Myths About HPV and Cervical Cancer

Most sexually active people will contract the human papillomavirus (HPV) at least once. Nearly 80 million people in the United States have an HPV infection, whether they know it or not. It is transmitted more than any other sexually transmitted virus.

A sexually active person of any age can contract HPV, but most HPV infections involve people between 25 and 35 because they are the most sexually active. There is presently no cure for HPV. However, about 70 to 90% of HPV-infected people never experience any symptoms or cancer because their immune systems eliminate the virus from their bodies.

Cervical Dysplasia

Unfortunately, a small percentage of HPV-infected people will have an HPV strain which causes genital warts, cervical dysplasia, or cervical cancer. Cervical dysplasia is a medical term describing the abnormal changes in cervical cells. You may not realize you have it until a doctor gives you a pap smear to inspect the cervix.

If a doctor diagnoses you with cervical dysplasia, they will want you to get a pap test and HPV test together every 12 months. They may even want you to get it every six months if your abnormal cervical cells grow too much. In addition, your doctor may recommend you undergo a biopsy to remove lesions or tissue samples from the cervix to study them more closely.

Top 6 Myths About HPV and Cervical Cancer 

Most people’s knowledge of HPV comes from what they hear on television and in the news. Although some information from the news media may be accurate, there is also a lot of false information about HPV floating around social media and other places. That is the reason why myths about HPV exist.

Let us debunk the top six myths about HPV and its connection to cervical cancer.

Myth #1 – Only Women with Multiple Sexual Partners Can Get HPV 

No, that is not true. A woman can contract HPV from having sex once with an infected person.
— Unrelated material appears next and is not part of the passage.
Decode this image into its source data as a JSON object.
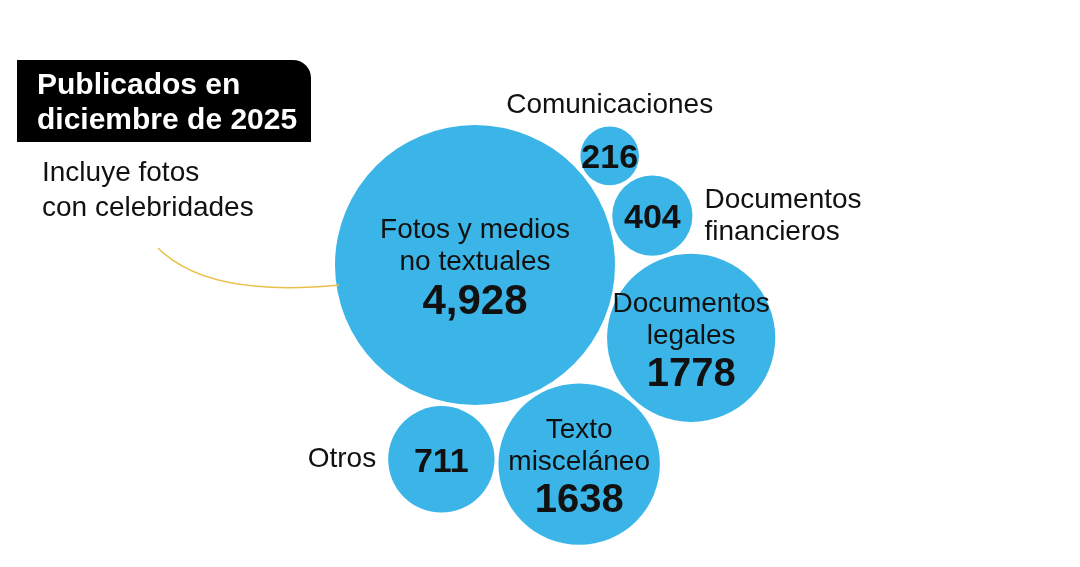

But, of course, the risk of contracting HPV is much higher when a woman sleeps around with multiple sexual partners.

Myth #2 – Frequent Pap Testing Can Stop Cervical Cancer from Growing

It is suitable for a woman to get frequent pap testing to look for abnormal cervical cellular growth. Unfortunately, not all pap tests are perfect. Sometimes a pap test may miss detecting precancerous cells in a woman’s cervix. For this reason, women over 30 should get a pap test and HPV test simultaneously to ensure signs of precancerous cells or cervical cancer are detected.

Myth #3 – HPV Often Leads to Cervical Cancer

Most HPV-infected women never get cervical cancer, nor do they experience any symptoms. In fact, only a tiny percentage of HPV-infected women get cervical cancer because they contracted a high-risk HPV strain. All the other infected women’s immune systems will usually eradicate the virus within two years before any severe symptoms develop.

Myth #4 – Warning Symptoms Develop from HPV Infections

No, most HPV infections do not cause any warning symptoms or signs. That is why most women don’t even get tested for HPV or cervical cancer until they start experiencing symptoms for the first time. By that point, the virus may have already progressed to where it’ll be more challenging to treat. For this reason, women must frequently get pap and HPV tests to look for signs of HPV or abnormal cervical cell growth before it worsens.

Myth #5 – Getting HPV and Pap Tests Are the Only Ways to Prevent Cervical Cancer

No, there are other things you can do to prevent cervical cancer. The best preventative measures include getting the HPV vaccine, stopping smoking, reducing the number of sexual partners, and wearing protection during sex. A woman can also practice healthier lifestyle choices to increase the strength of her immune system to help fight off the virus and prevent cancer naturally.

Myth #6 – HPV Vaccinated Women Don’t Need to Get an HPV Test or Pap Test

Women who have gotten the HPV vaccine should still get an HPV test and pap test regularly.  The HPV vaccine only protects women against two high-risk HPV strains out of more than a dozen of others out there. So if a vaccinated woman contracts an HPV strain that the vaccine doesn’t protect, she could still experience symptoms and transmit the virus to her sexual partner.